We also plan to add support for BerkeleyGW in the next few months.
How did you choose the two?¶
Our founding team has profound experience with Quantum ESPRESSO (several publications produced, multiple material families studied, numerous modifications to the source code employed) from prior work, and is intimately aware of the great momentum and extensive development efforts behind the code.
We have roots at UC Berkeley, in fact our scientific advisors are Berkeley professors. We know what BerkeleyGW can do and see great potential in the application of advanced electronic structural methods to realistic materials.
How do you make sure the models are accurate?¶
There are three main things that are important to achieve accuracy in predictions and we believe that our product has them all:
- rigorous models
- vast compute resources
- traceability, reproducibility
Rigorous models predict the nature well, compute resources let us employ such models, and traceability let us choose precision parameters and other method details properly.

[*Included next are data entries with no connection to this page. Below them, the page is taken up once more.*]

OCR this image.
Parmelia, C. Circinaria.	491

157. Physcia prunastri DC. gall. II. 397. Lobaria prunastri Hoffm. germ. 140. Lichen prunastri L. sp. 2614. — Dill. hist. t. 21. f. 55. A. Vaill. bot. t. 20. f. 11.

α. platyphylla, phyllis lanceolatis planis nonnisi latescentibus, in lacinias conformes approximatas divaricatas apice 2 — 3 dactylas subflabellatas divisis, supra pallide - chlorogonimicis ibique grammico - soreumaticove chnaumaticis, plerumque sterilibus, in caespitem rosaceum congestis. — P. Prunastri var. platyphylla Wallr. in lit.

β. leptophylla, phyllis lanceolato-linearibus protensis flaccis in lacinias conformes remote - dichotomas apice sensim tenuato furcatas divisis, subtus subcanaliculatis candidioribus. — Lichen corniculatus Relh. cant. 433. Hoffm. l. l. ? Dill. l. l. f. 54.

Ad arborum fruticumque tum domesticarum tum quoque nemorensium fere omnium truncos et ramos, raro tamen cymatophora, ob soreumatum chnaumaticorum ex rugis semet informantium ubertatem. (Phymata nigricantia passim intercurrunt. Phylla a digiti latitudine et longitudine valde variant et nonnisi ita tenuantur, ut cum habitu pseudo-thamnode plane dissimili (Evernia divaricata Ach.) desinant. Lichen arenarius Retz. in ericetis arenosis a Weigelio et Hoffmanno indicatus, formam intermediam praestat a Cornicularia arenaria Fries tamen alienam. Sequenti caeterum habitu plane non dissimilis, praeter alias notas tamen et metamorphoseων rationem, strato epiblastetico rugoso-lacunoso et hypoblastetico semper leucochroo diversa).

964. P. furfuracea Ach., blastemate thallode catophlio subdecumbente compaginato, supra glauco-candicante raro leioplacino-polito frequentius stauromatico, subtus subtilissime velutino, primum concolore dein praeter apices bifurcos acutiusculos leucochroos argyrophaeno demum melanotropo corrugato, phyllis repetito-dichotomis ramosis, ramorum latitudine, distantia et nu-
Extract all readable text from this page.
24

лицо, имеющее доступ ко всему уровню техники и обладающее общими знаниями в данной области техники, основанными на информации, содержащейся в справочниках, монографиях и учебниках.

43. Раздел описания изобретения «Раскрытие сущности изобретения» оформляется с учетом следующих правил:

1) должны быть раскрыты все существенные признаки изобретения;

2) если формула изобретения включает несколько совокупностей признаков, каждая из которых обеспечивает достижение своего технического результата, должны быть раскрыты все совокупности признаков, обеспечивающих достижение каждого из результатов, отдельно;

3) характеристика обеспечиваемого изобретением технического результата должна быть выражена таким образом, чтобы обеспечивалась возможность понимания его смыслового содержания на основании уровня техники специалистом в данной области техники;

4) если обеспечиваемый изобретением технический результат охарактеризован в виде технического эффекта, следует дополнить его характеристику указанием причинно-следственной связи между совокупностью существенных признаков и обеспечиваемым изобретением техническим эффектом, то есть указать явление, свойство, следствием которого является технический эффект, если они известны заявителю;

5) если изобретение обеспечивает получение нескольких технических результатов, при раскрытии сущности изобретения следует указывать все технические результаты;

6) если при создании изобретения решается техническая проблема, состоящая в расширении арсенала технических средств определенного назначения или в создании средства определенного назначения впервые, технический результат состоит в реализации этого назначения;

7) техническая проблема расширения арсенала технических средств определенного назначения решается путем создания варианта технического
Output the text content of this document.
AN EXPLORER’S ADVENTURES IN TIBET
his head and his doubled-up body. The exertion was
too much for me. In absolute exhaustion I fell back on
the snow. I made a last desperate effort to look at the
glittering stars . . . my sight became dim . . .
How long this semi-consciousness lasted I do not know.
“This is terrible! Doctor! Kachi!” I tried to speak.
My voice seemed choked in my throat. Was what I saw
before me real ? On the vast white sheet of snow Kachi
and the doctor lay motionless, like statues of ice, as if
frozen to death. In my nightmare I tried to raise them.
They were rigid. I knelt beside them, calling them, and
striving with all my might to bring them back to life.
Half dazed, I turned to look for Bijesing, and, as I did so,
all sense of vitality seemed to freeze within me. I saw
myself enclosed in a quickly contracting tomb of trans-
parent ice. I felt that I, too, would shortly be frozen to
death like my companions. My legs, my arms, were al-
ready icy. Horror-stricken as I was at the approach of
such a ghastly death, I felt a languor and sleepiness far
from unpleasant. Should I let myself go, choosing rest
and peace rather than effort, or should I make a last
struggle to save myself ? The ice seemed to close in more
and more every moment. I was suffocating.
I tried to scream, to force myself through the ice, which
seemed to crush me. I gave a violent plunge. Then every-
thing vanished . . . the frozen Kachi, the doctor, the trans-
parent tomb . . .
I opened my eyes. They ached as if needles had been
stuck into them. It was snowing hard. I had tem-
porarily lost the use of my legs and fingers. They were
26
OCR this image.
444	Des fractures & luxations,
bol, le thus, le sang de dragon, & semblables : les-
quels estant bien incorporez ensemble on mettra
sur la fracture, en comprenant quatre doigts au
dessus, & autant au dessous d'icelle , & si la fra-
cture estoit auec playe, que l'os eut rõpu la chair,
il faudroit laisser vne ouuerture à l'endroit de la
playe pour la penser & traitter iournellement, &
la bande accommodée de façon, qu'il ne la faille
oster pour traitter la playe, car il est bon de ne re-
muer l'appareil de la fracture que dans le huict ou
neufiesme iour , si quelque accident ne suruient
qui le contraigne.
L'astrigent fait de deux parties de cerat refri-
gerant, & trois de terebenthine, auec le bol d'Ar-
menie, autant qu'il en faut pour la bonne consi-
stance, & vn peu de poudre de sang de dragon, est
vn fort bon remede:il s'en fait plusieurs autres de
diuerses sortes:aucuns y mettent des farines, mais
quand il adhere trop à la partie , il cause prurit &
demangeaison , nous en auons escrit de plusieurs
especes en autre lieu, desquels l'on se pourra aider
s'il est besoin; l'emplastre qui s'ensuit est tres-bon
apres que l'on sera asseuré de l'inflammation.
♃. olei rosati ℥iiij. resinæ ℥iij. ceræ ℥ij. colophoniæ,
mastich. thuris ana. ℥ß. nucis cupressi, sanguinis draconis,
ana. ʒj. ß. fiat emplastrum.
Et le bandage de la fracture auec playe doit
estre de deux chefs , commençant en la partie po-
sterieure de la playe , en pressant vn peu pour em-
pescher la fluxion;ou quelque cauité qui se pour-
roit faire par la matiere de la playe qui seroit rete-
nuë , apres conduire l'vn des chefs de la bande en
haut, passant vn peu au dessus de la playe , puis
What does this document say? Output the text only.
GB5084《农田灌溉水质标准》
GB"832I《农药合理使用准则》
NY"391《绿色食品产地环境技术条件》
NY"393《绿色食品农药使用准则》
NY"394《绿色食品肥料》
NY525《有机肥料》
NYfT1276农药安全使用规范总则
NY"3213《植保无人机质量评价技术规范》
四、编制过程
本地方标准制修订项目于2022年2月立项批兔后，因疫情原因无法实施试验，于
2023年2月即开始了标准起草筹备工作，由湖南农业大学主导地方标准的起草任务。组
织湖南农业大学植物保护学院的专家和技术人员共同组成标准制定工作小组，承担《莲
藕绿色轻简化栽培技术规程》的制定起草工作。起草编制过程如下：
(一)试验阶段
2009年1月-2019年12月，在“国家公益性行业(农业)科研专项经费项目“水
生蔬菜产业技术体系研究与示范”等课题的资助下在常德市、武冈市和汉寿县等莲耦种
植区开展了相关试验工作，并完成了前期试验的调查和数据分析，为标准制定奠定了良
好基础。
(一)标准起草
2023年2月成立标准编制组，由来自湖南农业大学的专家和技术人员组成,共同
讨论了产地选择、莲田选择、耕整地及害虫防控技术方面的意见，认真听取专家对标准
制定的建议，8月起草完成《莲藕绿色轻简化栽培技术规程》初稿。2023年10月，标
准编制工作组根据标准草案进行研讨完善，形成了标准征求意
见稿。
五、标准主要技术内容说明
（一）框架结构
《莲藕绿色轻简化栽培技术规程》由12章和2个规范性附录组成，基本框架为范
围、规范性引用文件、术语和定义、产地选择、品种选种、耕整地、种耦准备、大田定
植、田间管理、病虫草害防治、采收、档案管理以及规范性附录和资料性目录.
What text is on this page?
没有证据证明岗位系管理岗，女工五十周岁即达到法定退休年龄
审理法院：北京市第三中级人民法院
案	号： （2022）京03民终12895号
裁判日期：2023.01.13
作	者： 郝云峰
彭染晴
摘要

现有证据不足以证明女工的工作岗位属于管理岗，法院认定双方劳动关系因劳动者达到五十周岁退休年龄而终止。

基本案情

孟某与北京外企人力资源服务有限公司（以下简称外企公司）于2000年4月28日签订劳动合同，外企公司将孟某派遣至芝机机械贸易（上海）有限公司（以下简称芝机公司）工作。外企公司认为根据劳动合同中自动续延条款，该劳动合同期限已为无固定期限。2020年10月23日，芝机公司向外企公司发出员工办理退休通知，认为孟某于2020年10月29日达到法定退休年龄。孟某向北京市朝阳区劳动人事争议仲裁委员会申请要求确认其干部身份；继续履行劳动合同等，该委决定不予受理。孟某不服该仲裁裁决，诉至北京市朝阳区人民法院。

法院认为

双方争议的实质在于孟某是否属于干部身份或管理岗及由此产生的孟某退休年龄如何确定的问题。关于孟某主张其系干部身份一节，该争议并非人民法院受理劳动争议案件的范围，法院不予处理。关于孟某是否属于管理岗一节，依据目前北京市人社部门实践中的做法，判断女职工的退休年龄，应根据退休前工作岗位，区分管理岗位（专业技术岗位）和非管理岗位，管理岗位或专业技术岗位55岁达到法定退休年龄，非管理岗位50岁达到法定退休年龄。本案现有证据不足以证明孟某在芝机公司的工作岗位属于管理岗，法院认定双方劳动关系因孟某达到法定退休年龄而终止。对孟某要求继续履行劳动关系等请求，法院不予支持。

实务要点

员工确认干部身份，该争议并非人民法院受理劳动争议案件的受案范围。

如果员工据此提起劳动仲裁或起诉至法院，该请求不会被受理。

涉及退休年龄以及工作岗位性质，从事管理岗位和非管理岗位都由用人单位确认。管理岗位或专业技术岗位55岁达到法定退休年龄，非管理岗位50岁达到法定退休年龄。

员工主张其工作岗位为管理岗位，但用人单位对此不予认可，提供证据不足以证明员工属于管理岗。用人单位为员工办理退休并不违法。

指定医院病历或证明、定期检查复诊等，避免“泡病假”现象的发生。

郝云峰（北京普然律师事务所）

What cloud provider do you use?¶
We strive to be provider-agnostic and let our users select the details about the hardware.
Every provider has its strong and weak points and we would like to be able to leverage those appropriately to maximize the benefits for our users.
What cloud providers do you support?¶
At current we fully support AWS and Rackspace, and have support for IBM SoftLayer and Azure coming in the nearest future.
What exactly is "vast compute power"?¶
Our current customers routinely run their simulation workflows on ~1k CPU (central processing units, or processors). We have stress-tested the infrastructure to ~10k and have plans to extend it to ~100k and further beyond it in the next year or so.
Can I run a simulation workflow on a thousand CPU in a couple of clicks?¶
Yes, you can. Although we are still in private beta, we have already scaled far beyond 1k CPU.